Apadrinado por Henri Cartier-Bresson, a finales de los sesenta Larraín había alcanzado fama mundial, pero decidió abandonar de golpe el Olimpo fotográfico. En 1970, quemó numerosos negativos de su obra, rompió con Magnum y se recluyó en un pequeño pueblo precordillerano del norte de Chile para dedicarse a la pintura y a la meditación. Nadie consiguió hacerlo cambiar de opinión.
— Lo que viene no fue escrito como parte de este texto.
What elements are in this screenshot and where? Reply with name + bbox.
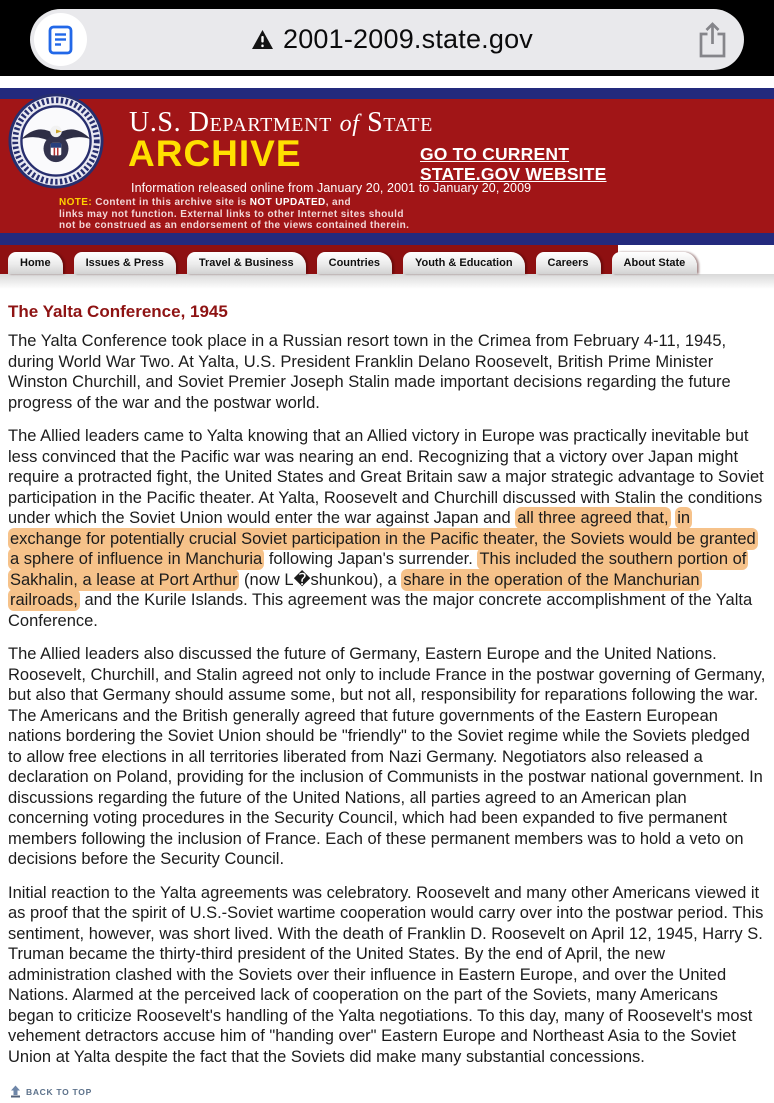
back-to-top-arrow-icon (9, 1085, 22, 1098)
highlight-segment: in exchange for potentially crucial Soviet participation in the Pacific theater, the Soviets would be granted a sphere of influence in Manchuria (10, 509, 756, 568)
url-text: 2001-2009.state.gov (283, 24, 533, 54)
paragraph-2 (8, 426, 766, 631)
text-segment: The Allied leaders came to Yalta knowing that an Allied victory in Europe was practically inevitable but less convinced that the Pacific war was nearing an end. Recognizing that a victory over Japan might require a protracted fight, the United States and Great Britain saw a major strategic advantage to Soviet participation in the Pacific theater. At Yalta, Roosevelt and Churchill discussed with Stalin the conditions under which the Soviet Union would enter the war against Japan and (8, 427, 764, 527)
content-top-fade (0, 274, 774, 289)
department-name: U.S. Department of State (129, 107, 433, 138)
browser-chrome (0, 0, 774, 88)
nav-tab-strip (0, 245, 686, 274)
primary-navigation (0, 245, 774, 274)
archive-note: NOTE: Content in this archive site is NOT UPDATED, and links may not function. External links to other Internet sites should not be construed as an endorsement of the views contained therein. (59, 197, 410, 231)
share-icon (697, 21, 728, 59)
text-segment: following Japan's surrender. (264, 550, 478, 568)
highlight-segment: This included the southern portion of Sakhalin, a lease at Port Arthur (10, 550, 747, 589)
header-navy-stripe-bottom (0, 233, 774, 245)
page-title: The Yalta Conference, 1945 (8, 302, 228, 321)
paragraph-3: The Allied leaders also discussed the future of Germany, Eastern Europe and the United Nations. Roosevelt, Churchill, and Stalin agreed not only to include France in the postwar governing of Germany, but also that Germany should assume some, but not all, responsibility for reparations following the war. The Americans and the British generally agreed that future governments of the Eastern European nations bordering the Soviet Union should be "friendly" to the Soviet regime while the Soviets pledged to allow free elections in all territories liberated from Nazi Germany. Negotiators also released a declaration on Poland, providing for the inclusion of Communists in the postwar national government. In discussions regarding the future of the United Nations, all parties agreed to an American plan concerning voting procedures in the Security Council, which had been expanded to five permanent members following the inclusion of France. Each of these permanent members was to hold a veto on decisions before the Security Council. (8, 645, 766, 868)
article (0, 289, 774, 1103)
back-to-top-link[interactable]: BACK TO TOP (9, 1085, 92, 1098)
text-segment: and the Kurile Islands. This agreement was the major concrete accomplishment of the Yalta Conference. (8, 591, 753, 630)
address-bar[interactable] (30, 9, 744, 70)
tab-countries[interactable]: Countries (317, 252, 392, 274)
highlight-segment: all three agreed that, (517, 509, 669, 527)
not-secure-warning-icon (251, 29, 274, 50)
archive-date-range: Information released online from January 20, 2001 to January 20, 2009 (131, 181, 532, 195)
highlight-segment: share in the operation of the Manchurian railroads, (10, 570, 700, 609)
tab-youth-education[interactable]: Youth & Education (403, 252, 525, 274)
archive-wordmark: ARCHIVE (128, 133, 302, 174)
reader-document-icon (48, 25, 73, 55)
paragraph-1: The Yalta Conference took place in a Russian resort town in the Crimea from February 4-11, 1945, during World War Two. At Yalta, U.S. President Franklin Delano Roosevelt, British Prime Minister Winston Churchill, and Soviet Premier Joseph Stalin made important decisions regarding the future progress of the war and the postwar world. (8, 332, 731, 412)
tab-travel-business[interactable]: Travel & Business (187, 252, 306, 274)
tab-issues-press[interactable]: Issues & Press (74, 252, 176, 274)
state-department-seal (8, 93, 104, 189)
text-segment: (now L�shunkou), a (239, 570, 402, 589)
url-field (87, 24, 697, 55)
note-label: NOTE: (59, 197, 93, 208)
tab-home[interactable]: Home (8, 252, 63, 274)
paragraph-4: Initial reaction to the Yalta agreements was celebratory. Roosevelt and many other Americans viewed it as proof that the spirit of U.S.-Soviet wartime cooperation would carry over into the postwar period. This sentiment, however, was short lived. With the death of Franklin D. Roosevelt on April 12, 1945, Harry S. Truman became the thirty-third president of the United States. By the end of April, the new administration clashed with the Soviets over their influence in Eastern Europe, and over the United Nations. Alarmed at the perceived lack of cooperation on the part of the Soviets, many Americans began to criticize Roosevelt's handling of the Yalta negotiations. To this day, many of Roosevelt's most vehement detractors accuse him of "handing over" Eastern Europe and Northeast Asia to the Soviet Union at Yalta despite the fact that the Soviets did make many substantial concessions. (8, 883, 764, 1066)
department-header-banner (0, 99, 774, 233)
tab-about-state[interactable]: About State (612, 252, 698, 274)
share-button[interactable] (697, 21, 728, 59)
reader-mode-button[interactable] (34, 13, 87, 66)
header-navy-stripe-top (0, 88, 774, 99)
tab-careers[interactable]: Careers (536, 252, 601, 274)
goto-current-stategov-link[interactable]: GO TO CURRENT STATE.GOV WEBSITE (420, 144, 607, 184)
En 1999,tras una exitosa muestra en el IVAM valenciano, prohibió incluso que sus fotografías formaran parte de otra muestra y mantuvo al veto hasta pocos meses antes de su muerte, en 2012, cuando tenía 81 años. «El misticismo de Larraín se ve ya en sus fotografías», dice Emmanuelle Hascoet, representante de Magnum y responsable del montaje. La retrospectiva, que se inauguró por primera vez en Francia en 2013, fue posible gracias al tesón de Agnés Sire, exdirectora de arte de Magnum. Junto a otro gran fotógrafo de la agencia, Josef Koudelka, dedicó años a rastrear el material fotográfico de Larraín que sobrevivió a la destrucción y comenzó una relación epistolar con él que se mantuvo durante tres décadas. Hascoet defiende que, a diferencia de lo que ha instalado el mito, Larraín no abandonó del todo la fotografía. En 1982, el maestro mandó una breve carta a un sobrino que le había pedido consejo. «El juego es partir a la aventura, como un velero, soltar velas», le escribió. «Vagar y vagar por partes desconocidas y sentarse cuando uno está cansado bajo el árbol, comprar un plátano o unos panes y así tomar un tren, ir a una parte que a uno le tinque, y mirar, dibujar también, y mirar. Salirse del mundo conocido, entrar en lo que nunca has visto, dejarse llevar por el gusto, mucho ir de una parte a otra, por donde te vaya tincando. De a poco vas encontrando cosas y te van viniendo imágenes», le dijo. Larraín cazaba momentos únicos. Más de medio siglo después, sus fotografías mantienen intacto el magnetismo.